Today software producers operate in a weak legal environment, with little international coordination on intellectual property rights.
"Every country can decide for itself how strictly it wants to chase software piracy," said Matthias Rumpf, a spokesman for the Organization for Economic Cooperation and Development. "The only way to make them more sensitive to this problem is political pressure.
Copyrights are part of commercial law, so the EU could apply sanctions against countries where software piracy is tolerated, Rumpf said. But countries where piracy is commonplace -- including Russia and Croatia -- have yet to be punished this way.
The problem is compounded in these countries by laws that do not deal with computer hackers. The BSA ranks Russia second only to China in software piracy. Not surprisingly, then, in a market near Moscow's Bagrationovskaya metro station, shoppers can find music, films or software for absurdly low prices, sometimes before legitimate copies show up in shops.
Microsoft's new Windows Vista, which was to be more secure than the older Windows XP, was cracked by Russian hackers a few days after coming on to the market. It was quickly available on the black market in Russia, the Czech Republic, Poland and Croatia, according to the website www.markenpost.de.
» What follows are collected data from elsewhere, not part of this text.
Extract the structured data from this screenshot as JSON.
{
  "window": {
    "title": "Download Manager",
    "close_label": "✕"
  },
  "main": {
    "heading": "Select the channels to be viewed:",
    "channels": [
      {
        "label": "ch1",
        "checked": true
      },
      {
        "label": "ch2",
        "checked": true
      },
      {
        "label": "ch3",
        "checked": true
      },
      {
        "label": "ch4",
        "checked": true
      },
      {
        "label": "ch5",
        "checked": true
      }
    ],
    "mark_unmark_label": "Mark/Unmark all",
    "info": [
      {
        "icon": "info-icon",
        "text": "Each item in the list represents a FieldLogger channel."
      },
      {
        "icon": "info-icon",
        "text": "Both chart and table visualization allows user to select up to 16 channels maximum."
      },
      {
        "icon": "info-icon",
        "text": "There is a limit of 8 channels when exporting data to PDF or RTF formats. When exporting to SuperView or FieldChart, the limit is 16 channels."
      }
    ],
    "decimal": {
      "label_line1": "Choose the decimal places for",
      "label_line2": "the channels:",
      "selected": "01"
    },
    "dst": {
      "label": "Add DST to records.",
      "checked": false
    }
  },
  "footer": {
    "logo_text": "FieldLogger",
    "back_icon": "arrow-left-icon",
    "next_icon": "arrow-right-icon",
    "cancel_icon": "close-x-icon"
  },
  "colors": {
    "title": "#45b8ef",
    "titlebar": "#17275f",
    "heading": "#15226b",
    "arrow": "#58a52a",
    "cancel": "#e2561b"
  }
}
Microsoft invested $6 billion in Vista's development.
In January, just as Vista was being unveiled to consumers, Microsoft reported that more than 22 percent of all Microsoft installations are illegal, meaning that 512 million users worldwide in January were using the company's software without a valid license.
The company considers these numbers to be conservative, as the program used to conduct the research can check only computers whose users give their consent.
The software industry seems helpless against piracy. "There's no way for us to control if someone is using pirated copies of our software," said Matthias Gilke, spokesman for software maker Quark. "The only way to stop it is to prevent the sale of illegal software."
Copy protection is of little help, because it only prevents the typical consumer from making copies. But since it is an easy barrier for hackers, it doesn't make sense to invest too much in the technology, Gilke said. "We have copy protection on our software, but we prefer not to concentrate too much on it. It's impossible to stop illegal copies and more important to concentrate on the satisfaction of the clients that are willing to pay. We don't want the high level of copy protection to interfere with the work flow of these legal clients," he said.
There is almost no way to find illegal users. The police in the Czech Republic are well-educated about the problem Hlavac said, but they can still check a computer only when there is a well-founded suspicion that it is running illegal software. "We need evidence, no matter from whom. The common way is that someone reports to the police or to us that illegal software is used in a certain company. Usually former employees do so to take revenge. In that case the police will check the computers in this company and we have an angle to sue it," he said.
Even when caught in the act, prosecution is difficult because often the informants are unwilling to testify in court.
Microsoft is so huge that it can survive piracy. But for small software producers the problem of piracy is more serious. The fast-growing markets are too important to pass up, but they are also risky, Gilke said.
"In countries like Russia we don't have the right to sue someone if he uses our software illegally; there's no legal basis to punish hackers, Gilke said. "And in other countries it would be financially unrealistic to really chase every illegal user. We profit from the big lobbyists like Microsoft, which exert political pressure on countries where the copyright is not respected enough."
Such pressure can have unexpected results. Russia, eager to join the World Trade Organization, has started to crack down on copyright infringement. Although it is still a high-piracy country, illegal use of software dropped by 4 percent from 2004 to 2005, according to a May 2006 study by the BSA and IDC.
In that context it seemed like a cautionary tale early this year when Russian authorities tried to prosecute Alexander Ponosov, a school principal from a small village in the Ural mountains. Ponosov had bought 12 new computers for his school that contained illegal copies of Microsoft software. He said he did not know the software was illegitimate.
The public was outraged, and Microsoft was quick to note that it had not requested that the teacher be prosecuted. Former Russian President Mikhail Gorbachev wrote an open letter asking for mercy for the principal. President Vladimir Putin called the case absurd. Leonid Reiman, Russia's IT minister, argued that the sellers, not the buyer, should be prosecuted.
Situations like Mr. Ponosov's arise often because buyers cannot afford to pay the full price for software, industry advocates acknowledge. The retail price for Vista is 300 euros.
Gilke suggests clemency for cash-starved start-up companies. "A quite common way to convince companies that use illegal software is to offer them amnesty [by saying], 'If you buy the legal update of our product and will pay for this, we will turn a blind eye to the fact that the basic version is an illegal one.' That means these companies might get the fully legal program even cheaper than it would be to buy it in the shop."